NO CALOR DA CENA

23º FESTIVAL CENAS CURTAS | NOITE #2

01/09/2022

por Fredda Amorim

A segunda noite do 23º Festival Cenas Curtas começa para mim quando tenho a possibilidade de encontrar e conversar com artistas e público sobre a noite anterior no calor da cena, no calor de minha escrita da madrugada e matinal, momento marcado pelo entendimento da “não-crítica” e de algo que constatamos a partir dessa experiência vivida tão fresca que é o transbordamento do teatro para além de suas questões estruturais e tipológicas, transbordar para além da arte e se encontrar com a vida, com as inquietações cotidianas e pulsantes de quem vive e só quer continuar viva. Arte VIVA, palpável, audível, pulsante, REAL, num movimento que busca ir além de seus limites e descobrir outras formas de fazer, porque é nessa busca que descobrimos aquilo que precisamos, de certo modo, deixar pelo caminho nos processos e aquilo que precisamos escolher levar junto.

Opto, neste momento de escrita, conversa e encontro, fazer um panorama geral da noite de ontem na intenção de provocar os olhares para uma cena mais ampla e estabelecer os ganchos que nos cabe fixar para que aqui, no calor da cena, possamos nos debruçar na feitura dessas ações que também se posicionam nessa amplitude. Procuramos descobrir novos caminhos e rotas para estabelecer diálogo com as demandas democráticas, da história, da política e de todos os elementos sociais que nos tornam sujeitas ou que nos tornam monstras. Vivemos um momento (e não é de hoje) em que a balança do teatro precisa pesar muitas coisas e nós estamos dispondo essas pedras e questões num (in)justo peso entre ética e estética, ARTE E VIDA… Muito mais forte que antes. Arrisco a dizer que hoje é praticamente impossível “teatrAR” sem antes se atravessar e, como pontuamos ontem no nosso encontro, há muito o que vomitar. Essas questões atravessam o fazer, atravessam o cenário e imagens criadas antes e pós-texto, atravessam o público. As cenas da noite do dia 01/09 não estão dissociadas das cenas da noite anterior.

Os temas que sustentam as obras são colhidos de nosso quintal e as criações nutridas por conjuntos e misturas de seivas populares e de inventividade ao paroxismo. É muito complexo descrever os sentimentos em relação às cenas apresentadas nessa noite. Sua grandiosidade estética comove em vários momentos e, além disso, faz rir e pensar em nosso lugar ao SOL e no jogo que precisa ser jogado o tempo todo com o tempo. Esse combo de cenas vistas até hoje no 23º Festival Cenas Curtas do Galpão Cine Horto revela uma verdadeira epifania de beleza e comoção estético-histórica.
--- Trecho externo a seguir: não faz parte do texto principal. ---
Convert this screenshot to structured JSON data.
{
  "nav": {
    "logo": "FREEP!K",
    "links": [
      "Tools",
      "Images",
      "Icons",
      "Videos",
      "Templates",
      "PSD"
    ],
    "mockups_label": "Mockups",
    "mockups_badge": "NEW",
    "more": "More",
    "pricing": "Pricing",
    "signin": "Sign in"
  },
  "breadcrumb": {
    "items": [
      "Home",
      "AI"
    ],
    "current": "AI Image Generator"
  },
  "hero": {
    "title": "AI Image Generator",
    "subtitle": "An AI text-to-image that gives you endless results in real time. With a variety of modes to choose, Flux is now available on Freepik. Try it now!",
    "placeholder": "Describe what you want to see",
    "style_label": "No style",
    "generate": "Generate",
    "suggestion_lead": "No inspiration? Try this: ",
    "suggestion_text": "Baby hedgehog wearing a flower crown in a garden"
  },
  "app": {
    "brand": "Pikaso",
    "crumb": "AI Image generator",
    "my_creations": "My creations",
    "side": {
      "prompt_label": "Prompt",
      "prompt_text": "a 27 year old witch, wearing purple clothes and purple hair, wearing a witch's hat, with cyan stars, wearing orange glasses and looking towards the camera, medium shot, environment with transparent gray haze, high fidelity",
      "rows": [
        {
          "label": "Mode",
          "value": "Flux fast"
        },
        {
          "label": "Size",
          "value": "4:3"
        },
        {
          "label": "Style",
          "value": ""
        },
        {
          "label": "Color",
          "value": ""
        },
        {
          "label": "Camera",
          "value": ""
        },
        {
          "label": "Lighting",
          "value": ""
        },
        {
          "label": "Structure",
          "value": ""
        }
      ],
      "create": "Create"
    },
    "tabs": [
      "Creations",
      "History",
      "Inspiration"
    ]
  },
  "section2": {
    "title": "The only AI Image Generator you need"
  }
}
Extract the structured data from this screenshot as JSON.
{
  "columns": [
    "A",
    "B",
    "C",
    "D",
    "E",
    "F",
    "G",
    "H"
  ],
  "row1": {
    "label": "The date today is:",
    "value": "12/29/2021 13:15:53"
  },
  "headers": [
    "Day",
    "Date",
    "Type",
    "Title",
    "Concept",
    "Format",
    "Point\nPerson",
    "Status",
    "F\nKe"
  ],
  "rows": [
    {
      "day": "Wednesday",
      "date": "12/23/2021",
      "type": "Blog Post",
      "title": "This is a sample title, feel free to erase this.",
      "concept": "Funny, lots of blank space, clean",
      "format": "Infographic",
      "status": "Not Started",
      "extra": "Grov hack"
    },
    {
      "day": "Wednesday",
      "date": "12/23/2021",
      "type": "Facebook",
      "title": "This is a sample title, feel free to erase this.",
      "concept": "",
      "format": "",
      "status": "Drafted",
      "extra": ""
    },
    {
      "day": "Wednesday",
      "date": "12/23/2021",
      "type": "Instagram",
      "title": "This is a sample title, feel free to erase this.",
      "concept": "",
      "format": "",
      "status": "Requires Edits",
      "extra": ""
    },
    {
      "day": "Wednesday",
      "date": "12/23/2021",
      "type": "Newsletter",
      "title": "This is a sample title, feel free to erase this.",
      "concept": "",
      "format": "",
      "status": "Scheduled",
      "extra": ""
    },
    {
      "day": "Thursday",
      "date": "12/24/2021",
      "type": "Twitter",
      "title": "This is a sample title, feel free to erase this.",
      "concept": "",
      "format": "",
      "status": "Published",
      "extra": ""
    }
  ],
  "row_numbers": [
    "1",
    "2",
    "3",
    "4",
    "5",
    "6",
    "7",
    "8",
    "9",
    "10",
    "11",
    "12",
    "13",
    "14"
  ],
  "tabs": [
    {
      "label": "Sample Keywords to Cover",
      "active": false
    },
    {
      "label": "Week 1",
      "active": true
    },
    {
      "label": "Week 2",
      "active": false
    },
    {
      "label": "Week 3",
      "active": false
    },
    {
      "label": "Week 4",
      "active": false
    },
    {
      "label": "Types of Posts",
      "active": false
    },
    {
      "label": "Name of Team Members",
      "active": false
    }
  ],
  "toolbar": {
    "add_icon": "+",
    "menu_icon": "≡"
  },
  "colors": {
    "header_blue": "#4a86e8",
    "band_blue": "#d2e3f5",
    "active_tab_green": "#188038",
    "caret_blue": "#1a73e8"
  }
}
Tanto as dramaturgias, os textos, as imagens muito bem ornadas pelo conjunto de elementos e expedientes épicos, confluem para a construção/criação de um evento único e brasileiro, carnavalesco no sentido de apresentar momentos revolucionários e até panfletários.

Não é sobre problematizar tudo, mas é sobre ter ciência da importância e, ainda assim, abrir fendas e crateras para questões e reflexões que partem do princípio de que tudo se resolve aqui fora pós-VÔMITO. Finalizo com o desejo de que tais questionamentos possam ser feitos por todas essas corpas, grupos, coletivos, agrupamentos e por todos esses lugares que se criam no tempo espiralar de Leda e que possibilitam vidas e (re)existência fora da pele.

Fredda Amorim é historiadora, Mestra em Artes Cênicas (UFOP) e atualmente doutoranda em Teatro (UDESC). Seu trabalho investiga a performance, intervenções urbanas, teatro, poéticas, processos de criação e performatividade de gênero dentro e fora das instituições. Desenvolve pesquisas, ações e práticas voltadas para as questões de gênero e raça, junto da coletiva plaTaforma QUEERLOMBOS, Coletivo Mica, Academia Transliteraria e MUTHA Brasil. Idealizadora da primeira empresa de produção cultural e comunicação coordenada por uma travesti: SHOWME Produções Artísticas e Comunicação.